A feeding pump. I want people to hear the alarm so they can identify it.
I want them to hold it so they are less intimidated by "equipment."
A feeding bag. I point out the weak areas to help them troubleshoot alarms.
Of course, now that the manufacturer has adopted a new style,
I have new weaknesses to learn about!
           --encourage questions. Answer them honestly. Again, you are modeling attitude. You are also providing information that will help staff answer student questions.
[Warning:  soapbox preaching ahead]  This personal meeting is such a critical part of your child’s care. Interestingly enough, when I Googled “g-tube at school” the articles that came up stressed the medical precision of feedings.

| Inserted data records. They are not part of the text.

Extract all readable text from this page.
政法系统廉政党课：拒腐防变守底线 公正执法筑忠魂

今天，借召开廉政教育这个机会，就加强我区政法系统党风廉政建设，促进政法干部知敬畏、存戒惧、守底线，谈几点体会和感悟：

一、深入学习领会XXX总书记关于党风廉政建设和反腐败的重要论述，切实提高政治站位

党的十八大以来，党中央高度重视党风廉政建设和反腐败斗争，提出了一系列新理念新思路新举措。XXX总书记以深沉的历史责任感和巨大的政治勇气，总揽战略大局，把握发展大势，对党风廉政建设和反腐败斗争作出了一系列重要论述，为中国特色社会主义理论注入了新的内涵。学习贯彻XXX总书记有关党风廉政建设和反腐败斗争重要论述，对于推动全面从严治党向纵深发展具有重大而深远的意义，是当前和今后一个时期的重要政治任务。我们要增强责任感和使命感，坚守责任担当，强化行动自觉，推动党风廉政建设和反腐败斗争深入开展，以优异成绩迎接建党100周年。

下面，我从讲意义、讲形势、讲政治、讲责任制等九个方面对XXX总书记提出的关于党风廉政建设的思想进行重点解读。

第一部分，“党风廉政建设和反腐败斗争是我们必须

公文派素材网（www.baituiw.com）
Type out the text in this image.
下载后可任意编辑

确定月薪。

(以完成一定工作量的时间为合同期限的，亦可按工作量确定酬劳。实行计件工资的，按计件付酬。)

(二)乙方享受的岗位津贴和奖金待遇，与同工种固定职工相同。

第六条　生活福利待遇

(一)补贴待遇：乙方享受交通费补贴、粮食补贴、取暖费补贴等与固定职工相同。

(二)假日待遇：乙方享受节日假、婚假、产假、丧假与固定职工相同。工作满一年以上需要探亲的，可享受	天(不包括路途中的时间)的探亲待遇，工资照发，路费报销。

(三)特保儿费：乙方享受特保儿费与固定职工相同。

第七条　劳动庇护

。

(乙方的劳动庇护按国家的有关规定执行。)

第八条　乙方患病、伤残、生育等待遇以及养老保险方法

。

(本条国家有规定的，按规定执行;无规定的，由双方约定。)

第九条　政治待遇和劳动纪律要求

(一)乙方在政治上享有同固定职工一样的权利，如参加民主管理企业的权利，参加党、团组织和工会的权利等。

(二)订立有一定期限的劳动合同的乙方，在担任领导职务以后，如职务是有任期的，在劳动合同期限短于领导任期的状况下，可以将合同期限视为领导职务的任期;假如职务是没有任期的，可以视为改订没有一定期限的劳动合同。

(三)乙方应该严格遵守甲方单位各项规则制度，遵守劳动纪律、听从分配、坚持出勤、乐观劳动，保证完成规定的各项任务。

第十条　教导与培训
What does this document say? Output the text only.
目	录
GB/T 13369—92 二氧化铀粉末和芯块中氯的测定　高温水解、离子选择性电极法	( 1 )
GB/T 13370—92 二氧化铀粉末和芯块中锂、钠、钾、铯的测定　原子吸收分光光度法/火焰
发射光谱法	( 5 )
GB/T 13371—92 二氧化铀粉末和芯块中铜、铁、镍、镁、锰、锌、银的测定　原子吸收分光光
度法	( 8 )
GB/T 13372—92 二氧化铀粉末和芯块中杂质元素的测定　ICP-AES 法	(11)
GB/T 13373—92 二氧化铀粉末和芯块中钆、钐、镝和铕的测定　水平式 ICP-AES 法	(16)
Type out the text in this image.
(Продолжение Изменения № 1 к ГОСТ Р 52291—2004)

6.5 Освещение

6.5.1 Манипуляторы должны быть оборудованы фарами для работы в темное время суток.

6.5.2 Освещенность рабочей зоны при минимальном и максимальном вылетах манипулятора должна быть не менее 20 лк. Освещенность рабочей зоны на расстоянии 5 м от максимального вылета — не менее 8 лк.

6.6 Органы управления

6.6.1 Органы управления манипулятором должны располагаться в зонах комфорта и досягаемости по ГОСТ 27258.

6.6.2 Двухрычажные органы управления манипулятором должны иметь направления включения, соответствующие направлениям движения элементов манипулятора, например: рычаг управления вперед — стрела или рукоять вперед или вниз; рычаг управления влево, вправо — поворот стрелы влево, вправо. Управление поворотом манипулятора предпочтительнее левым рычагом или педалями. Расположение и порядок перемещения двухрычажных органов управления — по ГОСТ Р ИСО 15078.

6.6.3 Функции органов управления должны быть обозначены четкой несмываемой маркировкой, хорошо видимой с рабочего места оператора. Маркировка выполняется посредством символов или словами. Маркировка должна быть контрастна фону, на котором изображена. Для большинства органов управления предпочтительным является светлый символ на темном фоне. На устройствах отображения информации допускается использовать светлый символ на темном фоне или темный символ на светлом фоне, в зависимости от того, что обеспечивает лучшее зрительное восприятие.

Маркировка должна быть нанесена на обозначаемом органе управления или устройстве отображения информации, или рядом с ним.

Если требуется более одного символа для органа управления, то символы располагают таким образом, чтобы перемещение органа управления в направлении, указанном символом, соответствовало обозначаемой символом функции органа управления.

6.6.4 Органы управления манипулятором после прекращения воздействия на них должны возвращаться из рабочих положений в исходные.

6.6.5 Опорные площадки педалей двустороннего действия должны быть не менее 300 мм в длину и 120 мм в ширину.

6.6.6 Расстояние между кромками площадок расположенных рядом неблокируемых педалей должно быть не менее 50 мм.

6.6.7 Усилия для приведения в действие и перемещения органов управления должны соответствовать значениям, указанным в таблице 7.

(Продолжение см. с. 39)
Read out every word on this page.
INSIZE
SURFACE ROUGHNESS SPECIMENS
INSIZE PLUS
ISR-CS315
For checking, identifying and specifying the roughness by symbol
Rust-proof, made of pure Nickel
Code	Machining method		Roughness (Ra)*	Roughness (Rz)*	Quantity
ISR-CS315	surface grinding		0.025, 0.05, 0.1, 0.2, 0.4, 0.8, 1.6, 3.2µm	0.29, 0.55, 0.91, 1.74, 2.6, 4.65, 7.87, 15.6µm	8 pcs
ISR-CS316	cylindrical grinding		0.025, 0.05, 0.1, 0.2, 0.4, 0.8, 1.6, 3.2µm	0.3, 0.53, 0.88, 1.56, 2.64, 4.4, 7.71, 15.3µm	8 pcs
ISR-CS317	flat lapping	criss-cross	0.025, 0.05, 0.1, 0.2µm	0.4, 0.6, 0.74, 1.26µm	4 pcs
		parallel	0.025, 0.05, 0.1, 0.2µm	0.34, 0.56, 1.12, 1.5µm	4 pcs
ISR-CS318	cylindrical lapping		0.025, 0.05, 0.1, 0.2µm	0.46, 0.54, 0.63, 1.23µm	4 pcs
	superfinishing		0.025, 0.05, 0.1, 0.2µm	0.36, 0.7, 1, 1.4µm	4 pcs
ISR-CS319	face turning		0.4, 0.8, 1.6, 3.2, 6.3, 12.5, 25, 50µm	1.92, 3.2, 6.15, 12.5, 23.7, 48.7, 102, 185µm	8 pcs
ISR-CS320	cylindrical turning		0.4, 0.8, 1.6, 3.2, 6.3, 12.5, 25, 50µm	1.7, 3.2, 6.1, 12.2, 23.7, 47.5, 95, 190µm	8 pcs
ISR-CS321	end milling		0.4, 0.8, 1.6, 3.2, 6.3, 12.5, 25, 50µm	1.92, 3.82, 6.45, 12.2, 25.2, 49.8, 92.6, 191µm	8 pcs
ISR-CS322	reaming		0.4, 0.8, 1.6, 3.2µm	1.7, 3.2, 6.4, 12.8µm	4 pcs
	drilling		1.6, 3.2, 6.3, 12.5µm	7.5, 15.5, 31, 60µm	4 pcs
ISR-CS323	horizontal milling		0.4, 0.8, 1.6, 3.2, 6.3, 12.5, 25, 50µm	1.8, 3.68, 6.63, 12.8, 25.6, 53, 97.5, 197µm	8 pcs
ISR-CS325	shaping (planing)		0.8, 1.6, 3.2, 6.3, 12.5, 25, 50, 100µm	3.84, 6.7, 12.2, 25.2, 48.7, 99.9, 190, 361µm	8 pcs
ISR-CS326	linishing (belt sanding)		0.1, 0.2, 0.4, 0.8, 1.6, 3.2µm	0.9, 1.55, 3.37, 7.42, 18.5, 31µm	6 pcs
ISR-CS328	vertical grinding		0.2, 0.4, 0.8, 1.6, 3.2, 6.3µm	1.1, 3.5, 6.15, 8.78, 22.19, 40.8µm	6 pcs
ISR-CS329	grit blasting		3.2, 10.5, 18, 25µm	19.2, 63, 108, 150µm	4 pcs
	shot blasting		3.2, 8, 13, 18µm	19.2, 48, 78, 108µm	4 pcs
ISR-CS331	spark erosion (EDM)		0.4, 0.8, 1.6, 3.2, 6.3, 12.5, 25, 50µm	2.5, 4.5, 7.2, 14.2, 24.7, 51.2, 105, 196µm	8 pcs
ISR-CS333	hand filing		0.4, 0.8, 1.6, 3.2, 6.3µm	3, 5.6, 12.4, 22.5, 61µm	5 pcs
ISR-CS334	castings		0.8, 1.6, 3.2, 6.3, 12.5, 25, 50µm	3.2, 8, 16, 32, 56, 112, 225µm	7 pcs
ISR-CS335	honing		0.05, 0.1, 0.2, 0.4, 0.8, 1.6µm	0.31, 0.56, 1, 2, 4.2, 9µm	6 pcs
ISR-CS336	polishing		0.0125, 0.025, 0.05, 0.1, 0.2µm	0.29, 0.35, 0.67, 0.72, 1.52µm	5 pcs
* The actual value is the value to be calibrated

They emphasized the involvement of the child’s doctor and the school nurse and following written orders and sanitary conditions…and completely omitted the personal aspect of the child and family. Not one of the professional articles on Page One of the search results mentioned asking parents to participate in training the school team, unless they hid this suggestion in fine print in the appendix. Do you find that as curious as I do? Obviously, safety and medical protocol are important. But so is the personhood of the child. Feeding nourishes more than just the body…
2) Send a complete set of back-up supplies. Knowing there is a back-up plan—and adequate supplies to carry it out—helps people relax. If the nurse and teacher know they have spares in case of a clog or leak or earthquake, they (and you!) will be much less stressed over the “what ifs.” It also reduces the number of times you have to rush supplies to school. Be sure to send replacement extras for those that get used during the school year. We make sure there are plenty of spare extension tubes, bags, syringes, and frozen meals. We also have a Foley feeding tube for emergency replacement of the feeding button. The school staff can't insert it, but having it on hand saves precious minutes if I have to be called to replace the button.
3) Be available to walk the staff through problems, whether in person or over the phone. Just as you would never leave your child stranded, the staff should not be stranded either. It’s good to encourage them to solve problems on their own, because we all gain confidence when we come up with solutions. Just be sure to leave out criticism if their solutions are different from yours, so long as they are safe, workable ones.
4) Minimize steps for the school staff. They will appreciate you showing your support by doing what you can at home to keep feeding simple.  We send bags pre-filled, tubing pre-primed, pump pre-set. We make lunch the last meal of her bag's 24-hour lifespan, so there is no need to rinse it out to reuse later. I’d rather see the staff working on meaningful goals with my daughter than busying themselves preparing or cleaning up after her lunch. Your child’s feeding routine may require that his staff do more than ours, but whatever you can do to minimize their efforts with feeding will go far to demonstrate your support.
5) Check back periodically to make sure things are going well. You don’t have to be a pest. So long as things appear from your end to be going fairly well, you can just ask every few months whether there are any questions or concerns. A simple email or note at the bottom of your child’s daily communication sheet will do.
Obviously, if you notice any glaring problems, such as half of each day’s lunch coming back home with your child, then do address your concerns immediately. There are many issues that could be standing in the way, and some are fairly easily fixed. Others may take some sleuthing. But it’s a team thing, and you are the expert on your child’s team…

Do you have any other suggestions for helping g-tube feedings at school go smoothly?
Other g-tube posts that you might enjoy reading:

2 comments:

TherExtras said...

Wow, I picked the right week for posting about the digestive tract. Saw two others today already.

This is an(other) excellent post, Rose-Marie. Going to tweet it now!
Barbara

Rose-Marie said...

Hi Barbara,

Yes! I was so excited to read your "Different" post (laughing my way through it, I might add). Your timing couldn't be better for Feeding Tube Awareness! I'm looking forward to reading more about the GI system...a fascinating one, for sure!

Thanks for Tweeting this...the more folks who join in on this week on the topic of feeding tubes, the merrier!